Existe entre lo humano una sensación extraña, difícil de describir. Está más relacionada con la comprensión, el entendimiento, que con experiencia alguna. Sucede en aquellos momentos en los que uno, por la razón que sea, ha decidido formar parte de un grupo. Uno sigue sus hábitos, recomendaciones, exigencias. Uno, eventualmente, comprende, o cree comprender, al grupo en cuestión. Uno, idealmente, se hace parte del mismo.
Pero la comprensión, afortunadamente, no es lo mismo que la completa identidad de creencias. A diferencia de alguna sugerencia Gadameriana, uno no tiene que, quizás por que no puede, convertirse en un duplicado mental de lo que busca comprender. Comprender no es duplicar. Duplicar, por más que se quiera, no será identificar. Así que todo esfuerzo por incluirse en el grupo aquél, esperando que la comprensión ésta sea suficiente, está destinado a la exclusión. A lo más, uno puede aspirar a la inclusión distintiva, no igualitaria, sin duplicidad. Todo miembro de un grupo es, irónicamente, opuesto a él.
Y así vamos, sin embargo, creyéndonos miembros, duplicados, partícipes, engranes, constituyentes, elementos. Y así vamos, esperando resguardar nuestras creencias tras la fuerza de la tradición. Y así vamos, aceptando a pie juntillas que uno comprende y es comprendido, que uno es eso y eso es uno. Que todo funciona como dos líneas paralelas que no por ser dos dejan de ser idénticas.
Hasta que uno recae en este tipo de dudas, en estas incómodas preguntas, sobre la comprensión, la inclusión, la diferencia y la exclusión en aquél grupo del que uno, por el dudar mismo, se ha permitido el lujo de divorciarse. Hasta que uno se pregunta si había realmente algo ahí, alguna creencia, tal vez sólo una, que resguardara la relación con el grupo. Hasta que uno se pregunta, por ejemplo, si el darwinismo no se ha vuelto un mito, o si existe realmente algo así como una explicación científica de algo. Uno se pregunta y se pregunta si hay algo así como el significado, si la semántica tiene sentido, si la moral, la política, la justicia, los números. Uno se pregunta y se pregunta y cae en la cuenta de que esto, las preguntas, las dudas, son lo único que (si acaso) puede esgrimirse como puente transitorio entre uno mismo y el grupo.

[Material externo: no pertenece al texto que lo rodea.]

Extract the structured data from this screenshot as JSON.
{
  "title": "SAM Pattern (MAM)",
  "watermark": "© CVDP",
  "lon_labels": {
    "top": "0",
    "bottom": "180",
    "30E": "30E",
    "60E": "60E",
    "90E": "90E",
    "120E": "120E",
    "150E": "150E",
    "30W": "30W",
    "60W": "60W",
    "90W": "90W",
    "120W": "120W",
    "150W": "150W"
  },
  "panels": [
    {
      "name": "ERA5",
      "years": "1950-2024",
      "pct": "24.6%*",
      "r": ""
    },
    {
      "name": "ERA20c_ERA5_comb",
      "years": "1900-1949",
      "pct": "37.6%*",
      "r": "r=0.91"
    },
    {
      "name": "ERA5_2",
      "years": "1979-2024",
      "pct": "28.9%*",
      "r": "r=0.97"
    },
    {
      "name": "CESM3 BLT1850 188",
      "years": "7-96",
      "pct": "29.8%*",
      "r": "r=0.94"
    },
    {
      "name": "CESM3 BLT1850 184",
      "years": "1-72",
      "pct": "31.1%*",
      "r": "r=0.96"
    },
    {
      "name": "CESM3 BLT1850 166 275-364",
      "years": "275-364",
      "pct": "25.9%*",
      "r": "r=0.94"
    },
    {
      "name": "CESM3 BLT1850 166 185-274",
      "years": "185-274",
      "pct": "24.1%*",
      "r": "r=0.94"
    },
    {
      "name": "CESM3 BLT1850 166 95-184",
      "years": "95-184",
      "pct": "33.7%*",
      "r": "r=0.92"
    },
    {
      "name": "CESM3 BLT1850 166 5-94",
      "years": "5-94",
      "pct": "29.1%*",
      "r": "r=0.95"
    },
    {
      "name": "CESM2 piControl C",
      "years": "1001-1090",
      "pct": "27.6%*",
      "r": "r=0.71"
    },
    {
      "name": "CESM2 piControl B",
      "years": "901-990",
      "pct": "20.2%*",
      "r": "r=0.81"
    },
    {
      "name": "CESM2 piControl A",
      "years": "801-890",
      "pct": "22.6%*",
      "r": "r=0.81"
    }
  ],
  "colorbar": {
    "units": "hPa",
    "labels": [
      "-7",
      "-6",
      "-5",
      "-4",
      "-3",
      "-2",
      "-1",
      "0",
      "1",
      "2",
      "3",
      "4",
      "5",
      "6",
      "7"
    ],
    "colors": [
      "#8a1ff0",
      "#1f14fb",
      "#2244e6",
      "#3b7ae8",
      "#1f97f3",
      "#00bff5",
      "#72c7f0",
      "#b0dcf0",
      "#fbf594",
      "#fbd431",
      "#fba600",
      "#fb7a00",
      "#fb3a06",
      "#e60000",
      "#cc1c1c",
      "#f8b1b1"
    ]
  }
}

Uno estudia, lo que sea, la filosofía, la física, la química, siempre desde algún contexto. Nos gusta llamarlo tradición porque nombrarlo nos da la ilusión de homogeneidad, la creencia de que hay algo ahí, algo asible, que nos justifica. Y después de mucho trabajar, después de mucho recorrer el contexto, uno cae en la cuenta de que no hay ahí nada siquiera cercano a lo que uno hubiese imaginado. Y después de mucho tiempo, uno cae en la cuenta de que está, una vez más, solo y su alma en su afán por construir una historia de ficción que tranquilice esta ansiosa petición de respuestas.
Uno trabaja y descubre que no existe el grupo, el engrane, las verdades, lo demás. No, no hay piso. Pero no porque se haya perdido. Uno descubre, con el tiempo, que más bien nunca hubo piso.
Y así es como uno se enfrenta a la necesidad de reconstruir su camino. Así es como uno comprende que tiene ante sí la labor de generar su propio contexto, sus propias historias, sus propios grupos. Cuando uno se da cuenta de que sí, que por supuesto, que obviamente ha sido uno educado desde un cierto contexto. Pero que no, que obviamente no, que en ningún sentido, que jamás será el caso, que ni cómo imaginar, que uno tenga ya las ideas aseguradas por el grupo, ya no se diga idénticas, al menos consistentes, consecuentes, que sean, al menos, engarzables. Pero no, nada, ni cómo hacerlo.
Es así como uno llega a tener esta sensación tan humana y tan extraña y, por otra parte, tan indescriptible. Esa sensación de ser parte de un grupo, de un contexto, de una tradición, de ser engrane, parte, miembro, elemento y al mismo tiempo reconocer, por que no hay manera de ignorarlo, que uno simple y llanamente no es parte de ese grupo, que su línea no es paralela al referente imaginario. Es así como uno llega a tener la sensación de ser algo así como un barandal inconexo, no paralelo, que guía supuestamente el camino de las escaleras tan paralelas entre sí. Que guía, sí, pero que apunta incuestionablemente en otra dirección.
En esto consiste andar por el mundo sin paralelo. Un poco angustiante, sin duda. Pero, sin duda también, profundamente liberador.